Grosseggers Garn gehört zur spezifisch österreichischen Literatur in doppelter Hinsicht: Da ist erstens der Blick auf die Frau als auf den Frauenkörper, der sich gesellschaftlich als Empfindungsbündel verselbständigt, eine Selbst-Distanzierung, die sich im wiederholten Wechsel zwischen der ersten und der dritten Person Singular verstetigt und, paradox, zur Selbst-Setzung des Textsubjekts wird. Zweitens macht Grossegger eine Schreibweise und Weltleseweise exemplarisch vor, die für die deutschsprachige Welt am besten aufgehoben ist in einer Literatur, die – gesprochen mit W. Schmidt-Dengler – "das Gebet in die Sprache nimmt". Will sagen: Nicht die Kunstsprache wird an außerkünstlerischen ethischen Erfordernissen gemessen, sondern umgekehrt das Außerkünstlerische an seiner, sagen wir, Eleganz.
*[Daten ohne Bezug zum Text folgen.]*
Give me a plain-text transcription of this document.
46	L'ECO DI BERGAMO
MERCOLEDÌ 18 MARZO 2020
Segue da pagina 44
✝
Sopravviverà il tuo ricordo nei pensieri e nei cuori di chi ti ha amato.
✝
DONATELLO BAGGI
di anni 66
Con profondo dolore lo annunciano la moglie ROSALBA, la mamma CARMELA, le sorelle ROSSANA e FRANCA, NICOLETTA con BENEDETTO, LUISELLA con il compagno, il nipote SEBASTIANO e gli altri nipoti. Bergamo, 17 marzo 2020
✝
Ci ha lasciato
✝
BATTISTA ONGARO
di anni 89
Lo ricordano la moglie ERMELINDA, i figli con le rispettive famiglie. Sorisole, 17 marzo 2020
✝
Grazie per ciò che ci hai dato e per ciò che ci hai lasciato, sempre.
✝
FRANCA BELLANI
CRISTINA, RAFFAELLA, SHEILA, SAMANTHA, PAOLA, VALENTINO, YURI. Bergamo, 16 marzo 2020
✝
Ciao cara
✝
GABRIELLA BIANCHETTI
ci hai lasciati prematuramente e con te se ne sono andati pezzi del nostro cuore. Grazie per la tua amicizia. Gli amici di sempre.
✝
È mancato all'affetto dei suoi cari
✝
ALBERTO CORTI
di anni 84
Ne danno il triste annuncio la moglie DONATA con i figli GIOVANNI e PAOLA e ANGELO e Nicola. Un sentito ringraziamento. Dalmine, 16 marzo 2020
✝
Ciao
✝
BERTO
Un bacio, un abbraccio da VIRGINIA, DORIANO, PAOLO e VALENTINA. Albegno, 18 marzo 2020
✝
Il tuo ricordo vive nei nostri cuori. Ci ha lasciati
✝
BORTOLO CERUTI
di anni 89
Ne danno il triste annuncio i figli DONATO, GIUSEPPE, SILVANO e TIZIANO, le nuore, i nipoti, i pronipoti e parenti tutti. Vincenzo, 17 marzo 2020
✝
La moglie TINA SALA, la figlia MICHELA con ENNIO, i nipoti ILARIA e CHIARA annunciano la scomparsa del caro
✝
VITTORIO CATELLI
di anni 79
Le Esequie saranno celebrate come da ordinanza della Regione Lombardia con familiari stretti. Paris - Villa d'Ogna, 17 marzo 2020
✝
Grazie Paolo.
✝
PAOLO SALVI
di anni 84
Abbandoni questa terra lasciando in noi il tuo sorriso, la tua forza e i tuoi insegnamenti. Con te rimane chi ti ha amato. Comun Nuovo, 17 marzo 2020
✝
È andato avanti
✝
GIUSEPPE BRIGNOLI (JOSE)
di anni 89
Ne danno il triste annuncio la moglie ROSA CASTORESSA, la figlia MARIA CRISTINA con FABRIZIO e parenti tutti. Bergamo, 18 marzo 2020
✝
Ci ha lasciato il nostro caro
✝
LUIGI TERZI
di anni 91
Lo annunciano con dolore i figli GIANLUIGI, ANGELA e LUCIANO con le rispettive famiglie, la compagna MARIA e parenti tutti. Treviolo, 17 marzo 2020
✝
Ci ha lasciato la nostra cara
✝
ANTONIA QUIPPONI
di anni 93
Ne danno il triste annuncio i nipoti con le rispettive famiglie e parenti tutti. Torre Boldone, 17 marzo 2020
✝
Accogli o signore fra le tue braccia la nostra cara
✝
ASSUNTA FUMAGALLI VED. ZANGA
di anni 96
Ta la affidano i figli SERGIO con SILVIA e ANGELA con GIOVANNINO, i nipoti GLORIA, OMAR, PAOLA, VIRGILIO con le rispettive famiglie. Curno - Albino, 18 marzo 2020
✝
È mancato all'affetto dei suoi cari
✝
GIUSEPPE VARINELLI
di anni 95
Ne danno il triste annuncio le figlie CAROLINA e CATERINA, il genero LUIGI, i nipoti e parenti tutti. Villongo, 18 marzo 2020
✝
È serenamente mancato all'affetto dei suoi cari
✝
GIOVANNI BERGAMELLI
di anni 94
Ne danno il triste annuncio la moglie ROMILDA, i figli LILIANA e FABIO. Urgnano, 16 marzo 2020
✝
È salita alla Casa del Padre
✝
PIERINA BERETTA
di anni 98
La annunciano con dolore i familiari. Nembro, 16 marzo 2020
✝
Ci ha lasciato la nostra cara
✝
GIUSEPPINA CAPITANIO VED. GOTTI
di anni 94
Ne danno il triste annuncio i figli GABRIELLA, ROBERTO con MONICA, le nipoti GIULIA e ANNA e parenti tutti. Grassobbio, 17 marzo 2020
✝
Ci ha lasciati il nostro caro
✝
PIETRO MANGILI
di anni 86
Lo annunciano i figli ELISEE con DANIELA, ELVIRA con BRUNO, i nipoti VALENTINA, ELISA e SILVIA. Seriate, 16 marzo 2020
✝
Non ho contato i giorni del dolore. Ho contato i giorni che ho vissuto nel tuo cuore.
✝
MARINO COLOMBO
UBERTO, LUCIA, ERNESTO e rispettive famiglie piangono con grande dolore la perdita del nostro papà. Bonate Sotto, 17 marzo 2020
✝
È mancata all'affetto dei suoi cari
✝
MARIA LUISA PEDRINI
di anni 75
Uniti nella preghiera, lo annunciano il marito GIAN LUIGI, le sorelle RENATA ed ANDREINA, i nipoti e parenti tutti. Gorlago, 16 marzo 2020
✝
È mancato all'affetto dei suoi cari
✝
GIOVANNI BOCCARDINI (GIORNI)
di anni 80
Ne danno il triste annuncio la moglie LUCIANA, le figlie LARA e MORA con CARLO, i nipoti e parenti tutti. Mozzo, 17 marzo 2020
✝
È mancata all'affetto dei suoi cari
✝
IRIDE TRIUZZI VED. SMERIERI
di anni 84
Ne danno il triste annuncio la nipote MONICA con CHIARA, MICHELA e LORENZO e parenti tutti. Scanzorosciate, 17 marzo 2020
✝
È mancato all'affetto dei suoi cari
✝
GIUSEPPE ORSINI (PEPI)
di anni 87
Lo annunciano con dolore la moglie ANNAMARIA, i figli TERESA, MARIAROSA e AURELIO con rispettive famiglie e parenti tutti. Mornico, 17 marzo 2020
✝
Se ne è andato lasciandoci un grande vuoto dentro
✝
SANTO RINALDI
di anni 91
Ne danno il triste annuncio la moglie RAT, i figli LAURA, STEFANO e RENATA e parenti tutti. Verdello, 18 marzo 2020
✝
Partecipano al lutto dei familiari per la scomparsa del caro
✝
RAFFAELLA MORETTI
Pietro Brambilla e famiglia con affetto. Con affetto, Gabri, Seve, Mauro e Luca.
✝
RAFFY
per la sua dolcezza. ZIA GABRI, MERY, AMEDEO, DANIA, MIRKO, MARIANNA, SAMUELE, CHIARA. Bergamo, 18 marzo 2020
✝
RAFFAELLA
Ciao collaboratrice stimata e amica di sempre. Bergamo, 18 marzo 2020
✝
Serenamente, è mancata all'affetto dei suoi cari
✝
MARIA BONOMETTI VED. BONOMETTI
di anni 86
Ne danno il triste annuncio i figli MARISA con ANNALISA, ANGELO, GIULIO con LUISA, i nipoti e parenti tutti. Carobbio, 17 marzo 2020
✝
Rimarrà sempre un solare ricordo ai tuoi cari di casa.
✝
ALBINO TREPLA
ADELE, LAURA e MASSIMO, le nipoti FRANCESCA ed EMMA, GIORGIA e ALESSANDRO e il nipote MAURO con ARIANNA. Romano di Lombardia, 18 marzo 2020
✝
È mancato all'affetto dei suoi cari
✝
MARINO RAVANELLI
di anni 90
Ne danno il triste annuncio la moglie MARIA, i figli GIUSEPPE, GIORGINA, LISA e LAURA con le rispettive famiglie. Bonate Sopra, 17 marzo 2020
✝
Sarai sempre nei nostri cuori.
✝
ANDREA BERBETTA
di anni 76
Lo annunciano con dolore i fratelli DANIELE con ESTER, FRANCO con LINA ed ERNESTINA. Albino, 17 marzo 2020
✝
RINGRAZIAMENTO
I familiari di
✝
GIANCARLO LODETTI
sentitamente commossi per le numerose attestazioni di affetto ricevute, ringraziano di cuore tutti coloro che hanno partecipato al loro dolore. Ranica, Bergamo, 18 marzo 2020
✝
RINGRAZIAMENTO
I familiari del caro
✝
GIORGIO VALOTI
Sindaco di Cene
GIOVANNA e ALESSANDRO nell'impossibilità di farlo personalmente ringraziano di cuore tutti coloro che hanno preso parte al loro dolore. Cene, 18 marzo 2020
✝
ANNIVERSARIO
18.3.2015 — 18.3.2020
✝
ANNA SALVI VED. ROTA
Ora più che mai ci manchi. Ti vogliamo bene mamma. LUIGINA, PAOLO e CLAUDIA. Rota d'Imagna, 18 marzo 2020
Die Sprache verrichtet dieses in Automatismen, die sie generiert, da sie die Form der Litanei, der Aufzählung, des Zauberspruchs, der blanken Setzung auf eine Gegenwart anwendet, die "weiter" wäre. (Wir reden offensichtlich von Aspekten einer Gegenwartsliteratur, die vordem zugleich prinzipiell verständliche Unterhaltungskunst sein wollte und dabei aber nicht mehrheitsfähig sein musste; die vor zweidrei Generationen in einem repressiv katholischen Land entstand und sich der (dort) befreiend-allgemeinverständlichen Stilmittel der katholischen Liturgie bedienen musste/konnte … Dieser Abgrund schreibt sich bei Grossegger ("von selbst") fort: wenn die potentielle Fremdbestimmung durch Männerkörperpräsenz im Abstand von zwei Seiten so verschiedene Formen annimmt wie die beispielsweise Agrarische –
die kuh kalbt.
und unruhe herrscht im stall
vater hat ein gutes ohr für die tiere oft steht er auf in der nacht
–, pseudo-sciencefiction –
und keine brille der welt kann ihr diesen blick verstellen
(…)
und der flashreporter redet schneller als ein hirn denken kann
und es geht sich mit ihrem hirn nicht aus
dass ihr hirn mit seinm hirn mitkommt
und die Karikatur der (s.o.) Traditionswelt –
sie muss hinschauen obwohl es ihr graust
wenn der schuldirektor bei ihrer mutter in der küche sitzt
und die frischen krapfen verschlingt
Das Narrativ bleibt bei Grossegger jedenfalls an das wesentliche Morphem von "erZÄHLen" gebunden; die Sprache an den Alltag; und die Fäden ihres Epos, wie das Ganze an eine halbmündliche Text-Tradition, aneinander.